Ältere Bezeichnungen sind Pruritus cum materia (Juckreiz mit sichtbaren Hautveränderungen) und Pruritus sine materia (Juckreiz ohne Hautveränderungen).
...nach Lokalisation
- lokalisierter Pruritus: Juckreiz an einer Körperstelle
- generalisierter Pruritus: Juckreiz am ganzen Körper
...nach Organsystem
- dermatologischer Pruritus
- systemischer Pruritus
- neuropathischer Pruritus
- psychosomatischer bzw. psychiatrischer Pruritus
Pathophysiologie
Die genauen Mechanismen, die zur Entstehung von Juckreiz führen, sind noch nicht vollständig geklärt. Die heutige (2023) Modellvorstellung ist, dass Juckreiz nicht über die Schmerzrezeptoren vermittelt wird, sondern durch die freien Nervenendigungen spezialisierter C-Fasern. Die Aktivierung dieser Fasern erfolgt wahrscheinlich durch Gewebshormone (z.B. Histamin, Serotonin, Substanz P) oder aktivierte Mastzellen in der Nähe der Nervenenden, die den Mediator Tryptase ausschütten.
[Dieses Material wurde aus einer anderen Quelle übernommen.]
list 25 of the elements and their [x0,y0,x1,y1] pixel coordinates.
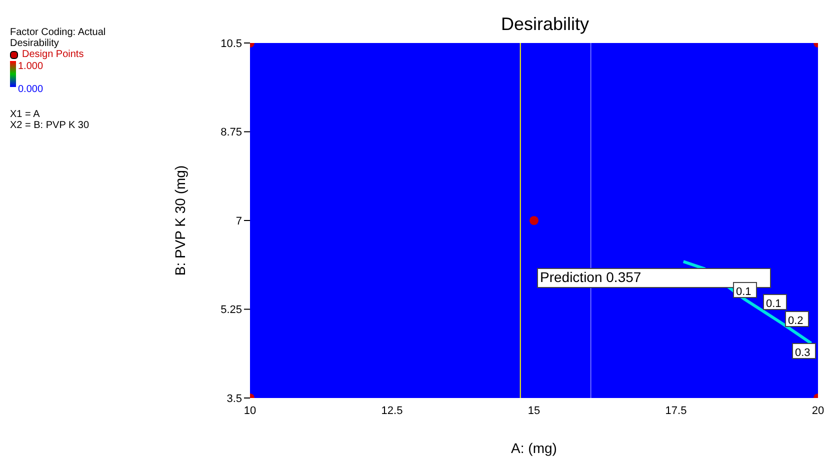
x-tick-label: 20 [812,404,824,417]
annotation: 0.2 [788,315,804,327]
annotation: 0.3 [795,347,810,359]
x-tick-label: 15 [528,404,540,417]
legend-label: Design Points [21,49,85,60]
x-axis-title: A: (mg) [511,440,557,456]
y-tick-label: 7 [236,215,242,228]
annotation: 0.1 [736,286,752,298]
y-tick-label: 8.75 [220,126,242,139]
x-tick-label: 12.5 [381,404,403,417]
y-tick-label: 10.5 [220,38,242,50]
y-tick-label: 3.5 [226,392,242,405]
x-tick-label: 17.5 [665,404,687,417]
y-axis-title: B: PVP K 30 (mg) [172,165,188,276]
chart-title: Desirability [500,14,590,34]
y-tick-label: 5.25 [220,304,242,316]
text: 1.000 [18,61,44,72]
text: Factor Coding: Actual [10,27,106,38]
text: 0.000 [18,84,44,95]
x-tick-label: 10 [244,404,256,417]
text: X1 = A [10,109,41,120]
annotation: 0.1 [766,298,782,310]
text: Desirability [10,38,60,49]
annotation: Prediction 0.357 [540,269,642,285]
text: X2 = B: PVP K 30 [10,120,90,131]
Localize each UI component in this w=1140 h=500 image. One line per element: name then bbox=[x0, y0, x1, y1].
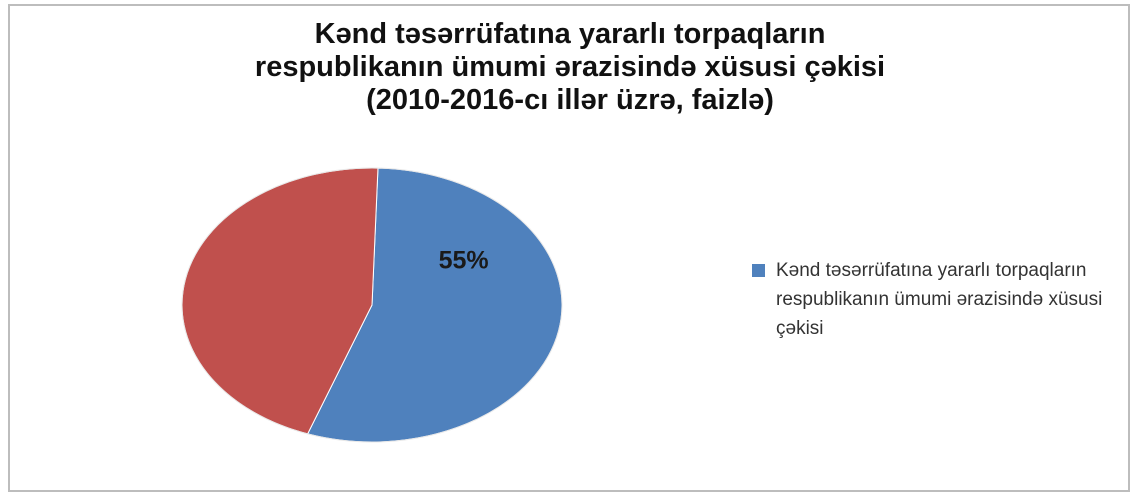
chart-title-line-3: (2010-2016-cı illər üzrə, faizlə) bbox=[366, 84, 774, 116]
chart-title: Kənd təsərrüfatına yararlı torpaqların r… bbox=[0, 18, 1140, 117]
legend-swatch bbox=[752, 264, 765, 277]
pie-outline bbox=[181, 167, 563, 443]
pie-slice-label-0: 55% bbox=[439, 247, 489, 275]
chart-title-line-2: respublikanın ümumi ərazisində xüsusi çə… bbox=[254, 51, 886, 83]
pie-labels: 55% bbox=[439, 247, 489, 275]
chart-title-line-1: Kənd təsərrüfatına yararlı torpaqların bbox=[314, 18, 826, 50]
pie-slices bbox=[181, 167, 563, 443]
chart-frame bbox=[8, 4, 1130, 492]
legend-entry-label: Kənd təsərrüfatına yararlı torpaqların r… bbox=[776, 260, 1103, 339]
Die Empfindung des Juckreizes wird durch andere Hautempfindungen offensichtlich moduliert bzw. überlagert. So kann Kälte oder Hitze den Juckreiz abschwächen oder in eine besser erträgliche Schmerzempfindung überführen.
Ursachen
Die Ursachen von Juckreiz können sehr vielseitig sein und umfassen ein breites Spektrum dermatologischer, internistischer und neurologischer Erkrankungen.
- Hauterkrankungen
- Allergien
- Ekzeme
- Neurodermitis
- Urtikaria
- Psoriasis
- Hautinfektionen (z.B. Candidose)
- Xerodermie
- Parasiten (z.B. Skabies)
- Insektenstiche
- Stoffwechselerkrankungen
- Infektionskrankheiten
- AIDS
- Varizellen
- Masern (inkonstant)
- Herpes zoster
- Proktologische Erkrankungen
- Nierenerkrankungen
- Lebererkrankungen
- Neoplasien
- Mycosis fungoides
- Lymphome (z.B. Morbus Hodgkin)
- Leukämien (v.a. CLL)
- Neurologische Ursachen
- Hormonelle Ursachen
- Alter
- Medikamente
- Schwangerschaft
Komplikationen
Tiefe Kratzwunden, die durch einen Pruritus entstehen, können sich sekundär infizieren, und zum Ausgangspunkt ausgedehnter Haut- und Weichteilinfektionen (SSTI) werden. Weitere Komplikationen sind:
Krankheitswert
Der Leidensdruck, der bei Patienten mit chronischem Pruritus besteht, wird von Ärzten oft unterschätzt. Obwohl es sich "nur" um ein Symptom handelt, kann ein chronischer Pruritus bei schwerer Ausprägung eigenständigen Krankheitswert haben. Typische Sekundärfolgen sind Schlafstörungen, Leistungsabfall und Depressionen, die bis hin zu Suizidgedanken reichen können.
Therapie
Die Therapie des Pruritus richtet sich nach der auslösenden Ursache. Im Gegensatz zu akutem Pruritus ist chronischer Pruritus meist nur schwer zu behandeln, sodass die Therapie aufwändig und unbefriedigend sein. Sie erfordert häufig ein interdisziplinäres Vorgehen.
Im Vordergrund steht die Behandlung der Grunderkrankung. Formen, bei denen die Austrocknung der Haut ein maßgeblicher Faktor ist, können mit rückfettenden Cremes gebessert werden. Symptomatisch kommt weiterhin der Einsatz juckreizstillender Medikamente (Antipruriginosa) in Frage.
Abgesehen von Medikamenten oder Hautpflegeprodukten spielt die Aufklärung der Patienten eine entscheidende Rolle für den Erfolg der Therapie.